# is there a difference in jelly and gravy food?



## Crystal butterfly (Nov 2, 2014)

I know this is a weird question but I fed my dog morrisons dog food in jelly and accidentally picked up Gravy last time I was in, since getting Riley hes had issues with soft poop but since hes had the gravy food his poops have become normal and no soft poop or diarrhoea. we do mix the wet foot with wagg mix as well.

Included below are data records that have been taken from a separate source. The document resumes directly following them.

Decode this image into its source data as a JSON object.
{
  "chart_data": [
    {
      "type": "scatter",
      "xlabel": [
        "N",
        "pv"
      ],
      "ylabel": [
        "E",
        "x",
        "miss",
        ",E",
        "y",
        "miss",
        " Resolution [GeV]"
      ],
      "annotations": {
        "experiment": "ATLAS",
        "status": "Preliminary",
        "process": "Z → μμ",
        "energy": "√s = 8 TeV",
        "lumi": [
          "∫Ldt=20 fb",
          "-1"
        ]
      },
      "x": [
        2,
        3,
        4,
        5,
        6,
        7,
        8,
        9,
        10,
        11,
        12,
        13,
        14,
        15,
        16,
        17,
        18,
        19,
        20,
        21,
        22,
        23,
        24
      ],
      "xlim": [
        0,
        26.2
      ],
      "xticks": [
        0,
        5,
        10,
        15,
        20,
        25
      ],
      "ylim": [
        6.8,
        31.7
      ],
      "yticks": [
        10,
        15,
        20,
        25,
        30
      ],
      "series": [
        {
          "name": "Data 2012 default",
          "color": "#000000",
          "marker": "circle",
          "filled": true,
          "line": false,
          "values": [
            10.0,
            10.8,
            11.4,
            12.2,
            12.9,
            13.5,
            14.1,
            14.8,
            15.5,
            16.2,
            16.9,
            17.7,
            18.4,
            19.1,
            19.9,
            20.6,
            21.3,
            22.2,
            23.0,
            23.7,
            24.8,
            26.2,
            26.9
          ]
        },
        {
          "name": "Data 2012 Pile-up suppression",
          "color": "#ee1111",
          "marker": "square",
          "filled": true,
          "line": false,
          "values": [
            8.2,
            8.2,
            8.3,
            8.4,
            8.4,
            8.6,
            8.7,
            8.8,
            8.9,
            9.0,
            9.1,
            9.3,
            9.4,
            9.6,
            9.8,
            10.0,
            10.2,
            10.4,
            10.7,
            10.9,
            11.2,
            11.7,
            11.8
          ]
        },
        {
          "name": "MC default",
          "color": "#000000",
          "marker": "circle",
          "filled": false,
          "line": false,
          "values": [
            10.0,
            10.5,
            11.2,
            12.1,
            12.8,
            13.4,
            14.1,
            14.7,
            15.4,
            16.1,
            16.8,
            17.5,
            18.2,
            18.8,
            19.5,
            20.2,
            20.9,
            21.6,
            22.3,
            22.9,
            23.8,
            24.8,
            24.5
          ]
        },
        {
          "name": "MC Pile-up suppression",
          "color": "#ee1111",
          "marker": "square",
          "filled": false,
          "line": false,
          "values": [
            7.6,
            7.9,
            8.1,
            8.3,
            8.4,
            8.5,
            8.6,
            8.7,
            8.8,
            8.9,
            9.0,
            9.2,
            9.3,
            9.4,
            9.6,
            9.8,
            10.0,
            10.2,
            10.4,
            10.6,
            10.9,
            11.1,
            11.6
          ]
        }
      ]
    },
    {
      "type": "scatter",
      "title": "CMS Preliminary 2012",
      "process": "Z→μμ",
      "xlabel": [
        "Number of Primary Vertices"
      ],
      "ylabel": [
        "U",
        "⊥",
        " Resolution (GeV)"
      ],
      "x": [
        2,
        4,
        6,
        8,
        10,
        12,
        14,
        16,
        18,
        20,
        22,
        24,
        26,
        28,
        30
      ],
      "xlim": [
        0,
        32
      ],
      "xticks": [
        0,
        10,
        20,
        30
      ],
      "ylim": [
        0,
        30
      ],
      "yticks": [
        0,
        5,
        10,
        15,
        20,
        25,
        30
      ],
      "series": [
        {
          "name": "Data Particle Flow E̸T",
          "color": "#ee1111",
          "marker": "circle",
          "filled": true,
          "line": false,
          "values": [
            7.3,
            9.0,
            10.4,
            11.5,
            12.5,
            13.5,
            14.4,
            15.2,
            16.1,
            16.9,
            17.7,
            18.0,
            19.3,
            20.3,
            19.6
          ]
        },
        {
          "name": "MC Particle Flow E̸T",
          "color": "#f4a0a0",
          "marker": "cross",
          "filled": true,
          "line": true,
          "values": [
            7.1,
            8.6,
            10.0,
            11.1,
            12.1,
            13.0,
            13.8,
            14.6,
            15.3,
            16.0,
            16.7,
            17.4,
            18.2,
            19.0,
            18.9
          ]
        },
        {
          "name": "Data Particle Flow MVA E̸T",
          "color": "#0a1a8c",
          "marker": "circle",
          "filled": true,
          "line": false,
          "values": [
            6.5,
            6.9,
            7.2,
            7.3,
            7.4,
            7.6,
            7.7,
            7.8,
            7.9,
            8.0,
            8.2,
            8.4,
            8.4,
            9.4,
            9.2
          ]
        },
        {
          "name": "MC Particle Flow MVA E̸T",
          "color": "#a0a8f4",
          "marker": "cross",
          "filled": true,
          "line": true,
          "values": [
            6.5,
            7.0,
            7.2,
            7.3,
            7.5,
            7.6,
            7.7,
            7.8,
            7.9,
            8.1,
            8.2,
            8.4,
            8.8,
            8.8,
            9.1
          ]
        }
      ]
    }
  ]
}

I also noticed on the gravy tin it says no wheat which I'm sure the Jelly one doesn't have on it so possible wheat intolerance? if dogs can get them?

just abit clueless haha


----------



## ClaireandDaisy (Jul 4, 2010)

It isn`t the consistency, it`s the ingredients. Have a look at the list of ingredients (including the tiny ones). Work out which are in the one he reacts to and avoid them.


----------



## StormyThai (Sep 11, 2013)

As the first ingredient in Wagg is wheat I doubt it's a grain allergy otherwise you would have seen a reaction just from his dry food.
I do know that the gravy one contains more sugars than the jelly but beyond that there isn't much difference apart from thickening agents in the jelly.


----------



## El Cid (Apr 19, 2014)

Crystal butterfly said:


> just abit clueless haha


If I eat more meat it bungs me up, I think dogs are the same, a dogs diet, many years ago consisted of mostly meat. Wagg contains very little meat.


----------



## Lurcherlad (Jan 5, 2013)

I usually feed Jack Butchers tripe tins (plus Vets Kitchen dry), neither of which I believe contain wheat. But, I have occasionally bought stuff with gravy or beef as an emergency stand in (which may or may not contain wheat - not sure) and I do find that it has an effect on the "quality" of his stools 

Too much gravy or beef tends to make him looser, I think.


----------



## El Cid (Apr 19, 2014)

Lurcherlad said:


> I usually feed Jack Butchers tripe tins.


I feed this too, just trying a tin of Pedigree at the moment. The meat loaf in the tin of Pedigree is much softer than the Butchers tripe.


----------